As for what was disappointing, it was once again the final twist—the revelation that this secret society exists. The whole point of 2000's "Unbreakable" was that Glass was the one to craft a theory and then confirm it. The existence of this secret society means that Glass merely stumbled upon something that a whole community of god-killers already knew about. Shyamalan's reveal of the secret society in "Glass" diminishes and cheapens the effort and actions of Mr. Glass in "Unbreakable." This is perhaps the most major disappointment for me. Another disappointment, though, was David Dunn's death. As the kids say, Dunn "went out like a bitch." Getting drowned in a shallow pothole-puddle is a horrible way to go, and you'd think the screenwriters could have contrived a better end for the character. Instead of the better end, alas, they went for the bitter end.

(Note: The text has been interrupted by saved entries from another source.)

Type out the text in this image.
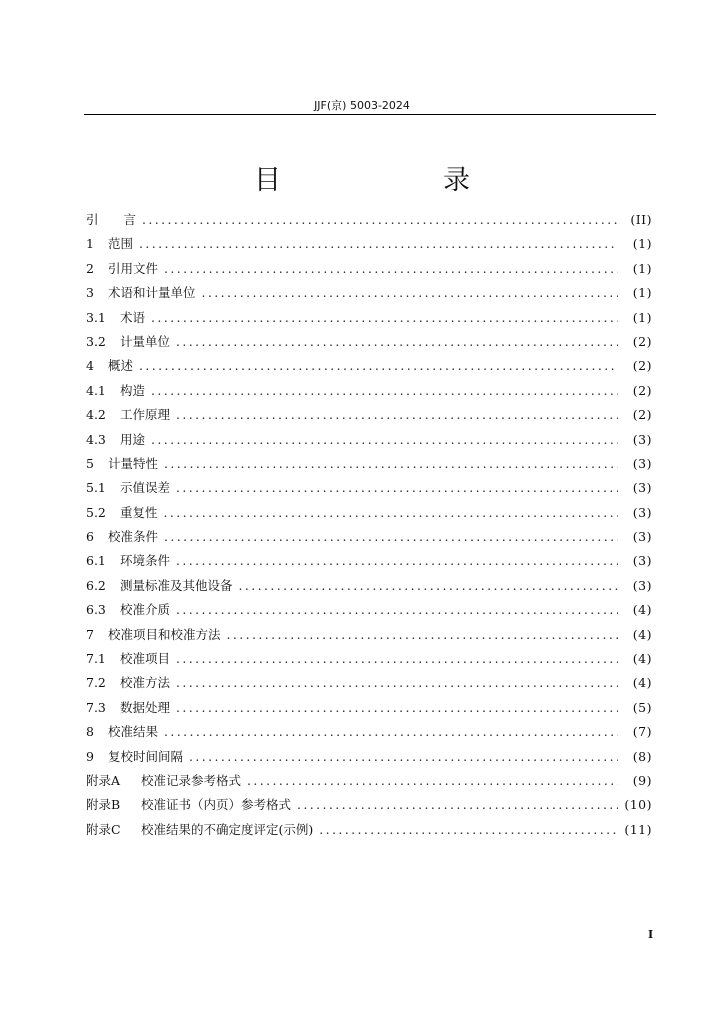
JJF(京) 5003-2024
目　　录
引　　言 .....	(II)
1	范围 .....	(1)
2	引用文件 .....	(1)
3	术语和计量单位 .....	(1)
3.1	术语 .....	(1)
3.2	计量单位 .....	(2)
4	概述 .....	(2)
4.1	构造 .....	(2)
4.2	工作原理 .....	(2)
4.3	用途 .....	(3)
5	计量特性 .....	(3)
5.1	示值误差 .....	(3)
5.2	重复性 .....	(3)
6	校准条件 .....	(3)
6.1	环境条件 .....	(3)
6.2	测量标准及其他设备 .....	(3)
6.3	校准介质 .....	(4)
7	校准项目和校准方法 .....	(4)
7.1	校准项目 .....	(4)
7.2	校准方法 .....	(4)
7.3	数据处理 .....	(5)
8	校准结果 .....	(7)
9	复校时间间隔 .....	(8)
附录A	校准记录参考格式 .....	(9)
附录B	校准证书（内页）参考格式 .....	(10)
附录C	校准结果的不确定度评定(示例) .....	(11)
I
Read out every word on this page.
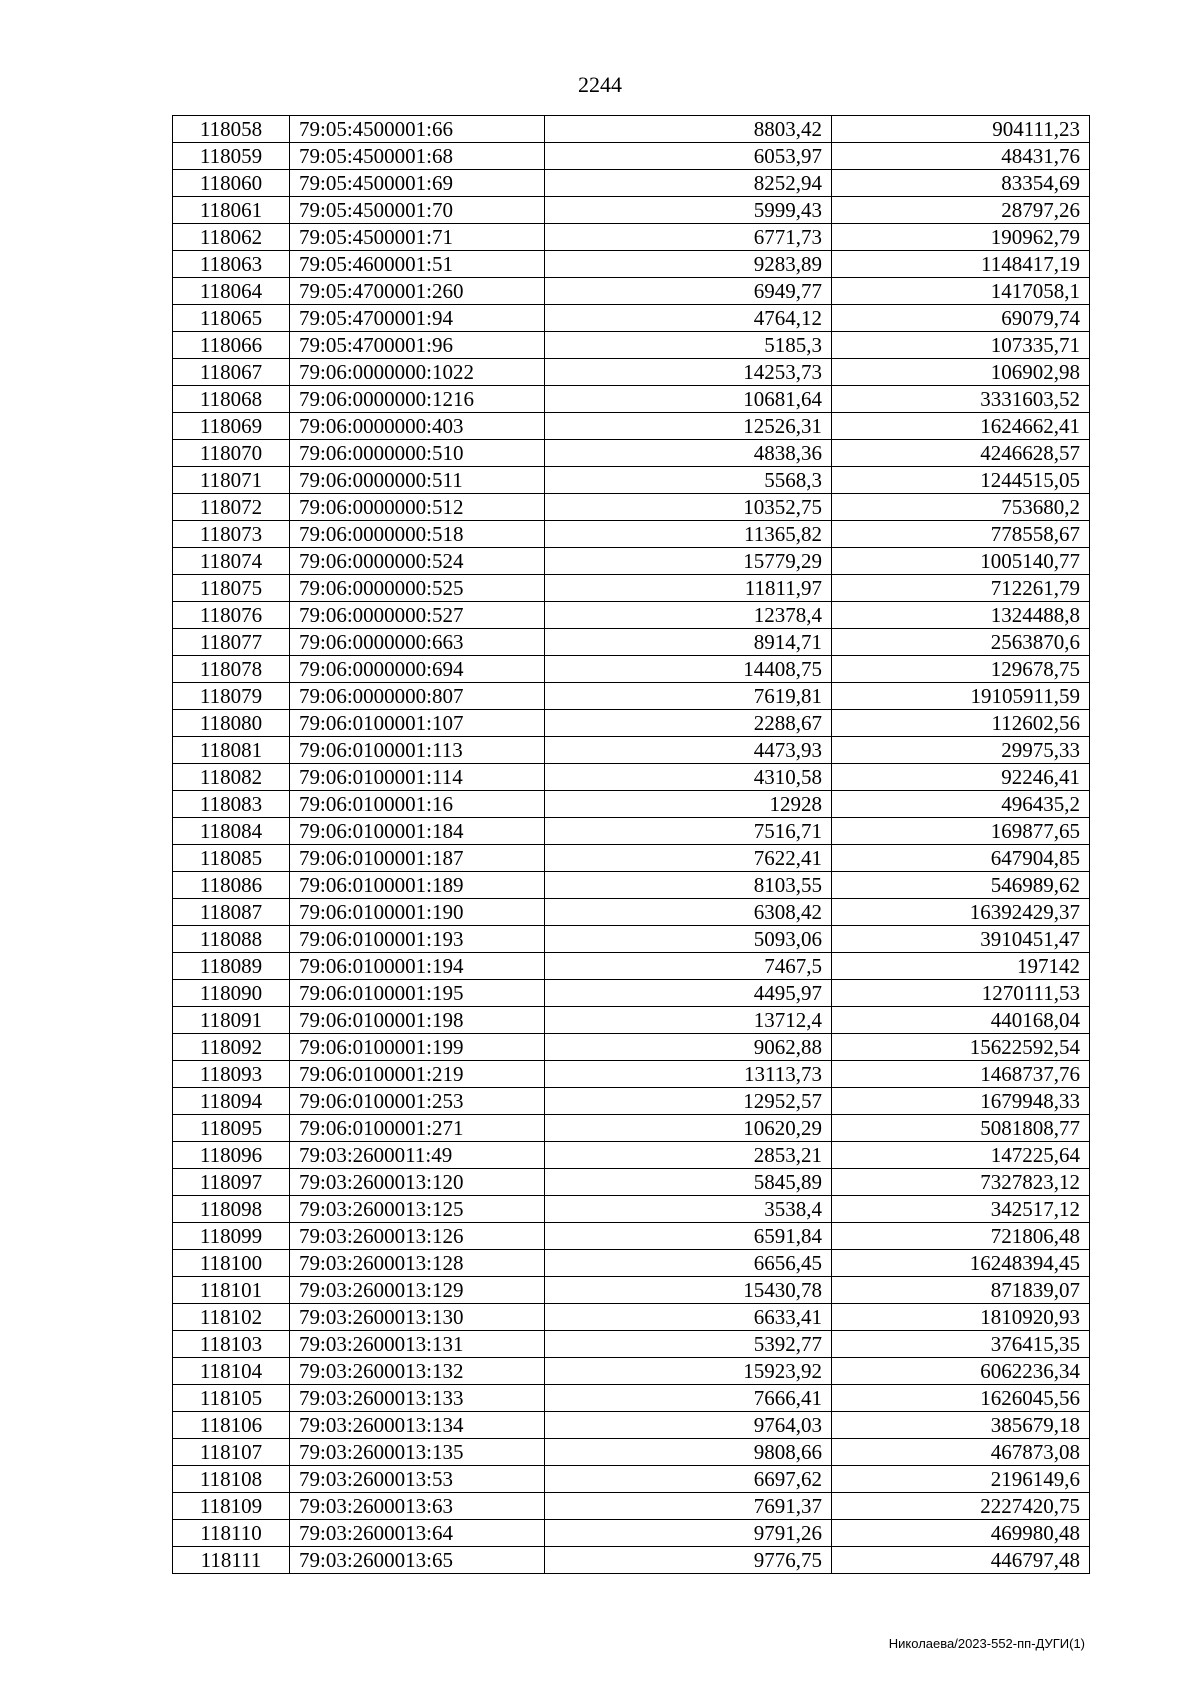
2244
118058	79:05:4500001:66	8803,42	904111,23
118059	79:05:4500001:68	6053,97	48431,76
118060	79:05:4500001:69	8252,94	83354,69
118061	79:05:4500001:70	5999,43	28797,26
118062	79:05:4500001:71	6771,73	190962,79
118063	79:05:4600001:51	9283,89	1148417,19
118064	79:05:4700001:260	6949,77	1417058,1
118065	79:05:4700001:94	4764,12	69079,74
118066	79:05:4700001:96	5185,3	107335,71
118067	79:06:0000000:1022	14253,73	106902,98
118068	79:06:0000000:1216	10681,64	3331603,52
118069	79:06:0000000:403	12526,31	1624662,41
118070	79:06:0000000:510	4838,36	4246628,57
118071	79:06:0000000:511	5568,3	1244515,05
118072	79:06:0000000:512	10352,75	753680,2
118073	79:06:0000000:518	11365,82	778558,67
118074	79:06:0000000:524	15779,29	1005140,77
118075	79:06:0000000:525	11811,97	712261,79
118076	79:06:0000000:527	12378,4	1324488,8
118077	79:06:0000000:663	8914,71	2563870,6
118078	79:06:0000000:694	14408,75	129678,75
118079	79:06:0000000:807	7619,81	19105911,59
118080	79:06:0100001:107	2288,67	112602,56
118081	79:06:0100001:113	4473,93	29975,33
118082	79:06:0100001:114	4310,58	92246,41
118083	79:06:0100001:16	12928	496435,2
118084	79:06:0100001:184	7516,71	169877,65
118085	79:06:0100001:187	7622,41	647904,85
118086	79:06:0100001:189	8103,55	546989,62
118087	79:06:0100001:190	6308,42	16392429,37
118088	79:06:0100001:193	5093,06	3910451,47
118089	79:06:0100001:194	7467,5	197142
118090	79:06:0100001:195	4495,97	1270111,53
118091	79:06:0100001:198	13712,4	440168,04
118092	79:06:0100001:199	9062,88	15622592,54
118093	79:06:0100001:219	13113,73	1468737,76
118094	79:06:0100001:253	12952,57	1679948,33
118095	79:06:0100001:271	10620,29	5081808,77
118096	79:03:2600011:49	2853,21	147225,64
118097	79:03:2600013:120	5845,89	7327823,12
118098	79:03:2600013:125	3538,4	342517,12
118099	79:03:2600013:126	6591,84	721806,48
118100	79:03:2600013:128	6656,45	16248394,45
118101	79:03:2600013:129	15430,78	871839,07
118102	79:03:2600013:130	6633,41	1810920,93
118103	79:03:2600013:131	5392,77	376415,35
118104	79:03:2600013:132	15923,92	6062236,34
118105	79:03:2600013:133	7666,41	1626045,56
118106	79:03:2600013:134	9764,03	385679,18
118107	79:03:2600013:135	9808,66	467873,08
118108	79:03:2600013:53	6697,62	2196149,6
118109	79:03:2600013:63	7691,37	2227420,75
118110	79:03:2600013:64	9791,26	469980,48
118111	79:03:2600013:65	9776,75	446797,48
Николаева/2023-552-пп-ДУГИ(1)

As a capstone to a trilogy in a year with several other capstones ("Avengers: Endgame" and "Game of Thrones" also capped off their storylines—reviews and remarks pending), "Glass" could have been much better. It wasn't a completely awful film; I enjoyed, for example, its use of 2000-era footage from "Unbreakable" as flashback material—a clever answer to today's wave of CGI de-aging. But when I compare Shyamalan's movie to something like the "Battlestar Galactica" finale or the "Breaking Bad" finale, it doesn't measure up at all. Sloppy writing is the basic culprit, here, and that's truly a shame because both "Unbreakable" and "Split" are good, solid films. Watch at your own risk.